IPlugin Implementation#
DeepStream supports networks containing layers not supported by TensorRT but supported through implementations of the IPlugin interface. The objectDetector_SSD, objectDetector_FasterRCNN, and objectDetector_YoloV3 sample applications show examples of IPlugin implementations. DeepStream supports NVIDIA® TensorRT™ plugins for custom layers. The Gst-nvinfer plugin now has support for the IPluginV2 and IPluginCreator interface, introduced in TensorRT 5.0. For caffemodels and for backward compatibility with existing plugins, it also supports the following interfaces:
- nvinfer1::IPluginFactory 
See the TensorRT documentation for details on new and deprecated plugin interfaces.
How to Use IPluginCreator#
To use the new IPluginCreator interface you must implement the interface in an independent custom library. This library must be passed to the Gst-nvinfer plugin through its configuration file by specifying the library’s pathname with the custom-lib-path key.
Gst-nvinfer opens the library with dlopen(), which causes the plugin to be registered with TensorRT. There is no further direct interaction between the custom library and Gst-nvinfer. TensorRT calls the custom plugin functions as required.
The SSD sample provided with the SDK provides an example of using the IPluginV2 and IPluginCreator interface. This sample has been adapted from TensorRT.
How to Use IPluginFactory#
To use the IPluginFactory interface, you must implement the interface in an independent custom library. Pass this library to the Gst-nvinfer plugin through the plugin’s configuration file by specifying the library’s pathname in the custom-lib-path key. The custom library must implement the applicable functions:
- NvDsInferPluginFactoryRuntimeGet 
- NvDsInferPluginFactoryRuntimeDestroy 
These structures are defined in nvdsinfer_custom_impl.h. The function definitions must be named as in the header file. Gst-nvinfer opens the custom library with dlopen() and looks for the names.
During Deserialization#
If deserializing the models requires an instance of NvInfer1::IPluginFactory, the custom library must also implement NvDsInferPluginFactoryRuntimeGet() and optionally NvDsInferPluginFactoryRuntimeDestroy(). During deserialization, Gst-nvinfer calls the library’s NvDsInferPluginFactoryRuntimeGet() function to get the IPluginFactory instance, then calls NvDsInferPluginFactoryRuntimeDestroy to destroy the instance if it finds that function during Gst-nvinfer deinitialization.

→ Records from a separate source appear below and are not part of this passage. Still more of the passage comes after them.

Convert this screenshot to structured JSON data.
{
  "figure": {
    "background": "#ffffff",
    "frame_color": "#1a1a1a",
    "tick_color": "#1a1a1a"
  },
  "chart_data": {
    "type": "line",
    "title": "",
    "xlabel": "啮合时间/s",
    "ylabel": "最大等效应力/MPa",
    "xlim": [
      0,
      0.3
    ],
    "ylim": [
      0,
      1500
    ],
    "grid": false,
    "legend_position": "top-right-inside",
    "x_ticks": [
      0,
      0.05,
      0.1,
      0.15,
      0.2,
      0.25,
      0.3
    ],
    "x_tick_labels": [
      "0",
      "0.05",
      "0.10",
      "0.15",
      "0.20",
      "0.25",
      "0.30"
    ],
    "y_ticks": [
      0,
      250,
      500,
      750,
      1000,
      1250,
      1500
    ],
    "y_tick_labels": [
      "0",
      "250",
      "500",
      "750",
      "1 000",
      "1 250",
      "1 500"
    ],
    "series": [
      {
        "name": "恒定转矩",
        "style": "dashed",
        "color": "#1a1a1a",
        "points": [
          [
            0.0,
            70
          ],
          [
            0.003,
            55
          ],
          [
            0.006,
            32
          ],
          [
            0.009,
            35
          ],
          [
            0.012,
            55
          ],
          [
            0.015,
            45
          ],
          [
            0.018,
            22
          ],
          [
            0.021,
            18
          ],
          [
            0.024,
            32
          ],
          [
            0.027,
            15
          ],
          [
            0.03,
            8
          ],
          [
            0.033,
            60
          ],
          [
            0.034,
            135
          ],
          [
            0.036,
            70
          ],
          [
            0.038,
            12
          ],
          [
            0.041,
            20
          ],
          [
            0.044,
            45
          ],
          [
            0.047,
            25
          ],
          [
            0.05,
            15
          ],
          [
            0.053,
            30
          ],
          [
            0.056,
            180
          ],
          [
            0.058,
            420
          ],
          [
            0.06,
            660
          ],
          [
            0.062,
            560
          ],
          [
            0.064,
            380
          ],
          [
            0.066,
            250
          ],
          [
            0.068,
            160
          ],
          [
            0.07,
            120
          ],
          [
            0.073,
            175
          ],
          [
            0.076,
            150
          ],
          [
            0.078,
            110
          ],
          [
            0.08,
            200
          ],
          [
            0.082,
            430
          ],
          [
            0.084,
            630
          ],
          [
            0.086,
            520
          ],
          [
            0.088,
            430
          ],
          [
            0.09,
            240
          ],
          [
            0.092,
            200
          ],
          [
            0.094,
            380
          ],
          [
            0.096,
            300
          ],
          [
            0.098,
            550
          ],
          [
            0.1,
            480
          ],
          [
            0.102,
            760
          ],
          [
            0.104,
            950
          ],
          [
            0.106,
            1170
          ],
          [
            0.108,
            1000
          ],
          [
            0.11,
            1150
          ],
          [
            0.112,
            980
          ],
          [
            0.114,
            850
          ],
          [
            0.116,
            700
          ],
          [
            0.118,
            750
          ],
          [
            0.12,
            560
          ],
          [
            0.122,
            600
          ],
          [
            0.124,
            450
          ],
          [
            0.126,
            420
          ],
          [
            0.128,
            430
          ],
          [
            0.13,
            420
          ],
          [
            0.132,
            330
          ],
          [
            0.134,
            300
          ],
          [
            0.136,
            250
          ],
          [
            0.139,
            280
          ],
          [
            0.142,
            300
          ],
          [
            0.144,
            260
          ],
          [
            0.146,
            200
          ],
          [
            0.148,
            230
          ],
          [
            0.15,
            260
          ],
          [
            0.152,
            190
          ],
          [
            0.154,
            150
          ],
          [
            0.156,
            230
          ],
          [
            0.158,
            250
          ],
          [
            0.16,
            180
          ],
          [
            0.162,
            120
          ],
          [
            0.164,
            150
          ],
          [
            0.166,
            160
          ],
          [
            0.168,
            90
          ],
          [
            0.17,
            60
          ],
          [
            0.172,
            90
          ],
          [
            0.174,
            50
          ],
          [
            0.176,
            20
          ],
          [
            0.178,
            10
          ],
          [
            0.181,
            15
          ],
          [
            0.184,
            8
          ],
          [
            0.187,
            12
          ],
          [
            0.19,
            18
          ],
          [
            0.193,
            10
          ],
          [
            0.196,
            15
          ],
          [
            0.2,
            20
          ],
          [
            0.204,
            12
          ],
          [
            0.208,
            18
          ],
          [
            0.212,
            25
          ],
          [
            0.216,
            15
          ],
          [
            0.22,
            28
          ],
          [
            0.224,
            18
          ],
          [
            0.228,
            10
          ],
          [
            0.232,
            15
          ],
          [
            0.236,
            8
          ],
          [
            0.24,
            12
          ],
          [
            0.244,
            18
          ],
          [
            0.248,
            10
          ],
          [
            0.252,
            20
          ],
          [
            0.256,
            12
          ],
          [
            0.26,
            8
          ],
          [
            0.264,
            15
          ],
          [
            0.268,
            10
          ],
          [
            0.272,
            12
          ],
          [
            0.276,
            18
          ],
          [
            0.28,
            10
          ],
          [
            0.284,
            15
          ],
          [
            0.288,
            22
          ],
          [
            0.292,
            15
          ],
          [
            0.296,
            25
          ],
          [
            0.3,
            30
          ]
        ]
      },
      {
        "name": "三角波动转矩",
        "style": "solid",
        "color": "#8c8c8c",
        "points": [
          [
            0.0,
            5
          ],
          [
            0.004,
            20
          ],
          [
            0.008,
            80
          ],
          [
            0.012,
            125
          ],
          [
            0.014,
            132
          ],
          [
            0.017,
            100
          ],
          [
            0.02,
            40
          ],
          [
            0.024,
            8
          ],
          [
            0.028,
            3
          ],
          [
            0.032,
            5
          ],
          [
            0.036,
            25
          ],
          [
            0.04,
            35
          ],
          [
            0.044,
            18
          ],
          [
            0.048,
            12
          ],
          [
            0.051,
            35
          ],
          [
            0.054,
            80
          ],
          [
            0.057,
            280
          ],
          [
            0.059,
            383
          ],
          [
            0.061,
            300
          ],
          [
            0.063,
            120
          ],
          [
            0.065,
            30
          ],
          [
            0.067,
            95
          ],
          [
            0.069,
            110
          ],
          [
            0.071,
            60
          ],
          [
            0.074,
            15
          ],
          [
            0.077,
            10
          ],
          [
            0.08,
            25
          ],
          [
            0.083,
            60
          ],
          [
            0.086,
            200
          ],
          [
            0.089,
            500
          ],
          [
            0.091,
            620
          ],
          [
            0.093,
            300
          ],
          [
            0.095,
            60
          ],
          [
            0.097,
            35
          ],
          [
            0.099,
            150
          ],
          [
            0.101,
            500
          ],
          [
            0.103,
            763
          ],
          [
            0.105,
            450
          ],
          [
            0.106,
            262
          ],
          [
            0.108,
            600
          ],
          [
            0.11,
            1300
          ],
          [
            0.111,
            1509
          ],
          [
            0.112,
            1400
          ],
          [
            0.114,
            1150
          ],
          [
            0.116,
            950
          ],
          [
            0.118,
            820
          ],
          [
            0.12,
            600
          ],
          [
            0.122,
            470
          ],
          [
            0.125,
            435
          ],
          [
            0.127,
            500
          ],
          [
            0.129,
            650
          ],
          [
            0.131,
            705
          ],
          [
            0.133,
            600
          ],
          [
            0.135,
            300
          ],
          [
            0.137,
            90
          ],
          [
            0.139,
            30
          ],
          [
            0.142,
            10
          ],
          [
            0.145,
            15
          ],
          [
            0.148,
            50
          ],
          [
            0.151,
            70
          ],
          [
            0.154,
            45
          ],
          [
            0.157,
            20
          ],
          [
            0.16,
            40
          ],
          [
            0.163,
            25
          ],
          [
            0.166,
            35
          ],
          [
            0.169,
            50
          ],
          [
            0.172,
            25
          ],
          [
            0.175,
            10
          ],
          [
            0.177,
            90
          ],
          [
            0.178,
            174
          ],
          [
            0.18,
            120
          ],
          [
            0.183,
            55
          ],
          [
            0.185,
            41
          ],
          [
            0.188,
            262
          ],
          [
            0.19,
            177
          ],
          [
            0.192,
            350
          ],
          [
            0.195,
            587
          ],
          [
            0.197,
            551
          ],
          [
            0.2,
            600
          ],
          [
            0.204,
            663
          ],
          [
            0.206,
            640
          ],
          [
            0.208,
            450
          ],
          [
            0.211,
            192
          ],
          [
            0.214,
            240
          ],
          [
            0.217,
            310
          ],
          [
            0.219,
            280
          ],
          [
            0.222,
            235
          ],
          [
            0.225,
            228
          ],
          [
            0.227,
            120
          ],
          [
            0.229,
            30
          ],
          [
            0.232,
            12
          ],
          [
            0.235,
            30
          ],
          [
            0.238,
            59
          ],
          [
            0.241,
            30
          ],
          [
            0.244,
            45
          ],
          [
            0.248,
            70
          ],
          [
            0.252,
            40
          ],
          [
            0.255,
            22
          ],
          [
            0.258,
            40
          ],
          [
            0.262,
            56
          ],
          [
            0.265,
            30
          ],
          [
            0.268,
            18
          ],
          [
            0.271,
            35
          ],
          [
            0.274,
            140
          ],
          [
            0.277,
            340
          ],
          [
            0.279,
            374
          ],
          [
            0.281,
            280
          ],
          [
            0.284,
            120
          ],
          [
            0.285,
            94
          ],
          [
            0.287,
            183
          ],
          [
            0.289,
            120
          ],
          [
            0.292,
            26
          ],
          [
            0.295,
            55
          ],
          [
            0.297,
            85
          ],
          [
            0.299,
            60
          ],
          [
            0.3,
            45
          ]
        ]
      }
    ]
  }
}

The FasterRCNN sample provided with the SDK provides an example of using the IPluginV2+nvcaffeparser1::IPluginFactoryV2 interface with DeepStream. This sample has been adapted from TensorRT. It also provides an example of using the legacy IPlugin + nvcaffeparser1::IPluginFactory + Gst-nvinfer 1::IPluginFactory interface for backward compatibility.
Input Layer Initialization#
DeepStream supports initializing non-image input layers for networks having more than one input layer. The layers are initialized only once before the first inference call. The objectDetector_FasterRCNN sample application shows an example of an implementation.
CUDA Engine Creation for Custom Models#
DeepStream supports creating TensorRT CUDA engines for models which are not in ONNX format, or which must be created from TensorRT Layer APIs. The objectDetector_YoloV3 sample application shows an example of the implementation. When using a single custom library for multiple nvinfer plugin instances in a pipeline, each instance can have its own implementation of engine-create-func-name and this can be specified in the configuration file. An example would be back-to-back detector pipeline with different types of yolo models.
IModelParser Interface for Custom Model Parsing#
This is an alternative to the “CUDA Engine Creation” interface for parsing and filling a TensorRT network (INetworkDefinition). The objectDetector_YoloV3 sample application shows an example of the implementation.